The duct tape can’t be moved from wall to wall without losing tack and the banana will spoil in days. Remember, it isn’t the first artwork made of food and wasn’t as expensive as other artworks for sale at Miami Basel. With that said, 3 of these taped bananas were sold for $120,00- $150,000. That’s north of $360,000 for half a bushel of .49c a pound bananas and a strip of tape. Good investment or what?
The second part of the discussion is the history that this artwork harps on and pulls us to ask if we really have considered everything. Here is my rationale. Anyone who has taken an art history class learned about Marcel Duchamp’s “Fountain” and his ready-made artworks. If you don’t, in 1917, Duchamp entered his urinal under the alias, R. Mutt. The Society of Independent Artists curated the show and removed the artwork from view during the exhibit deeming that is was a functional object with no relation to art.

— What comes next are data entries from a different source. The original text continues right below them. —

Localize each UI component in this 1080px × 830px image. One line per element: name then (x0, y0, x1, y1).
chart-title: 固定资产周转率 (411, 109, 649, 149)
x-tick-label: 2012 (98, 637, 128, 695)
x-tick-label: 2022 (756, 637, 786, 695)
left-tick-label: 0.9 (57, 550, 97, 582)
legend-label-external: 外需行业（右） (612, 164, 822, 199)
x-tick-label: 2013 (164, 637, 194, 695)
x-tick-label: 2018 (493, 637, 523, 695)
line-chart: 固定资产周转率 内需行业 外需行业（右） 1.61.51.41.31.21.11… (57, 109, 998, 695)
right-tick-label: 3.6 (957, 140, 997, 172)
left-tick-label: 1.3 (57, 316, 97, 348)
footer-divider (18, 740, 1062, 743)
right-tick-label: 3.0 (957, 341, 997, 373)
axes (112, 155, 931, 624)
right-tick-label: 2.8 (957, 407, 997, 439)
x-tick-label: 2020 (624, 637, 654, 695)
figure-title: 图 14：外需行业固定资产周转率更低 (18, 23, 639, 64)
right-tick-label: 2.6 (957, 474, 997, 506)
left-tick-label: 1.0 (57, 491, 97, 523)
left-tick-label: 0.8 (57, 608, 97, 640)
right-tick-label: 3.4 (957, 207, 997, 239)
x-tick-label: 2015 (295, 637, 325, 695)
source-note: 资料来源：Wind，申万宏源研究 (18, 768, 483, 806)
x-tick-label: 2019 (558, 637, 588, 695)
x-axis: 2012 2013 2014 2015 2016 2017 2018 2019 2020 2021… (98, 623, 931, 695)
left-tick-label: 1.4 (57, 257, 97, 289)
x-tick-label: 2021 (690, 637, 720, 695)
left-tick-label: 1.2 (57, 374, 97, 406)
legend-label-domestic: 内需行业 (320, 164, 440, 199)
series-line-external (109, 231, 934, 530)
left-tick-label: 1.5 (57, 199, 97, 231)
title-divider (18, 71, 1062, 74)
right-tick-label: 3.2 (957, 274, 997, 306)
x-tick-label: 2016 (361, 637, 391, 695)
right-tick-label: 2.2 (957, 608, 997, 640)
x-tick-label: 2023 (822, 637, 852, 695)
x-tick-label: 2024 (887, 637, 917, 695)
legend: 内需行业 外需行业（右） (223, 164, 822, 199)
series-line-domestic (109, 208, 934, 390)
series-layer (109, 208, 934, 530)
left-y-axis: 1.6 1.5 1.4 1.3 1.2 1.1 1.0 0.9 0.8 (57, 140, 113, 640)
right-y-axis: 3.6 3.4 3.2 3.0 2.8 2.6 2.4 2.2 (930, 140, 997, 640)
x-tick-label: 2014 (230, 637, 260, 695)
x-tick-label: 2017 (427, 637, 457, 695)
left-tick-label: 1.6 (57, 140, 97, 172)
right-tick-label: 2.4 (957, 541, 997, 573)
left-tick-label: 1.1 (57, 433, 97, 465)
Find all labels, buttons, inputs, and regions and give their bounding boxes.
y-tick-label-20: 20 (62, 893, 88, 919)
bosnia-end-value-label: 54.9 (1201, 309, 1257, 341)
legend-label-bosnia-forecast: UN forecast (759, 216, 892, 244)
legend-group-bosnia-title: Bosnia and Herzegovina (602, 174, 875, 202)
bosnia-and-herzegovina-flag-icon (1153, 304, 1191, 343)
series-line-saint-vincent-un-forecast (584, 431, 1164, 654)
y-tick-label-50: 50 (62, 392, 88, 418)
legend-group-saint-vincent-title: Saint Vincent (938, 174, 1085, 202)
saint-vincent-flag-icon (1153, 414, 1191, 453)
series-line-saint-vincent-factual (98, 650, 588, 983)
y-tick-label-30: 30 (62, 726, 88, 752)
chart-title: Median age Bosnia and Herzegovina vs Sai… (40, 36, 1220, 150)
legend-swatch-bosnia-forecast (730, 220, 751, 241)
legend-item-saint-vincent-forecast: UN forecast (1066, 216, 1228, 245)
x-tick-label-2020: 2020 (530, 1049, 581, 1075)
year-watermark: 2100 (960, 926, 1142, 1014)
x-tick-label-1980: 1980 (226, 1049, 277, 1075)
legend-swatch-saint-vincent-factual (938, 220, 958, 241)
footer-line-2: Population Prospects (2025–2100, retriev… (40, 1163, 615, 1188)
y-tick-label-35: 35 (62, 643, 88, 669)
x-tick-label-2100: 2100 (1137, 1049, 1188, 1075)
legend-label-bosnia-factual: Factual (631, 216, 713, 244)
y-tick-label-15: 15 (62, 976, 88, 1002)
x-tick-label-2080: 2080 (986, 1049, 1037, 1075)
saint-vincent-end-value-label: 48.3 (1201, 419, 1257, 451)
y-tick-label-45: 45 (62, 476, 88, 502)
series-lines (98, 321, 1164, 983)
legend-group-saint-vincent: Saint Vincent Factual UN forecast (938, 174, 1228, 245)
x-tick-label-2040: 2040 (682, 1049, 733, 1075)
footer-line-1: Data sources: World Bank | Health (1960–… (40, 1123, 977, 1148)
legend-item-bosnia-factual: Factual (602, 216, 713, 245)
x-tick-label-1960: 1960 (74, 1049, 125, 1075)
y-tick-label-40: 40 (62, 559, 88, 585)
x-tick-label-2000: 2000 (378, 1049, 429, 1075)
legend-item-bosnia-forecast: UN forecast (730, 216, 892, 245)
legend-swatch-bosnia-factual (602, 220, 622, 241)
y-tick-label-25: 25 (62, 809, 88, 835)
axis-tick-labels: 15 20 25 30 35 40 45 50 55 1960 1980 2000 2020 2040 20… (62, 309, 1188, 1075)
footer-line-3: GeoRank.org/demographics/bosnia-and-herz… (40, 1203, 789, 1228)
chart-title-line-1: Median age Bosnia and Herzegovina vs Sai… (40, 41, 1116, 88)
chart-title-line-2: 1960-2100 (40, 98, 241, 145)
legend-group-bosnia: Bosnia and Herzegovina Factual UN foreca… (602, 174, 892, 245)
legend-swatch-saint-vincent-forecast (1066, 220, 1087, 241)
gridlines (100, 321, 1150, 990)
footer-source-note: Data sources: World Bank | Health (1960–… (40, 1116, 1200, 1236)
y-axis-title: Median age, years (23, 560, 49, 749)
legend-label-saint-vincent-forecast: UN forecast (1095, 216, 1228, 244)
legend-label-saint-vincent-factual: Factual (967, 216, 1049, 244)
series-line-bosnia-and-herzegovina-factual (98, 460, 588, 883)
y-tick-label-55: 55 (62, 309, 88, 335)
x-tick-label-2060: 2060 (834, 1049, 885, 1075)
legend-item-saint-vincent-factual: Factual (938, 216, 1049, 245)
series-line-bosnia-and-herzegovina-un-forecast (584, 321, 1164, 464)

This was part of the American Dada movement that coincided with Europe’s Cubist and Futurist movements.
Over the following decades what counts for art takes a nose dive towards abstraction. Many say the wars inflicted the mentality of abstract art on artists who lived through the hardships. I think it only intensified the visions that their style would have been. (Not all artists from the same time period make the same styles. Just whom history chooses to record.)
So now we are here. Bananas on walls. Sure, it isn’t art. It is only a random concept attached to this banana. But look what it has done! It has sparked another grand wave of discussion in the general public and the art world. It is no where near as successful conceptually as Banksy’s automated shredding frame but it has played it’s roll culturally in pushing the creative’s view of aesthetic and concept.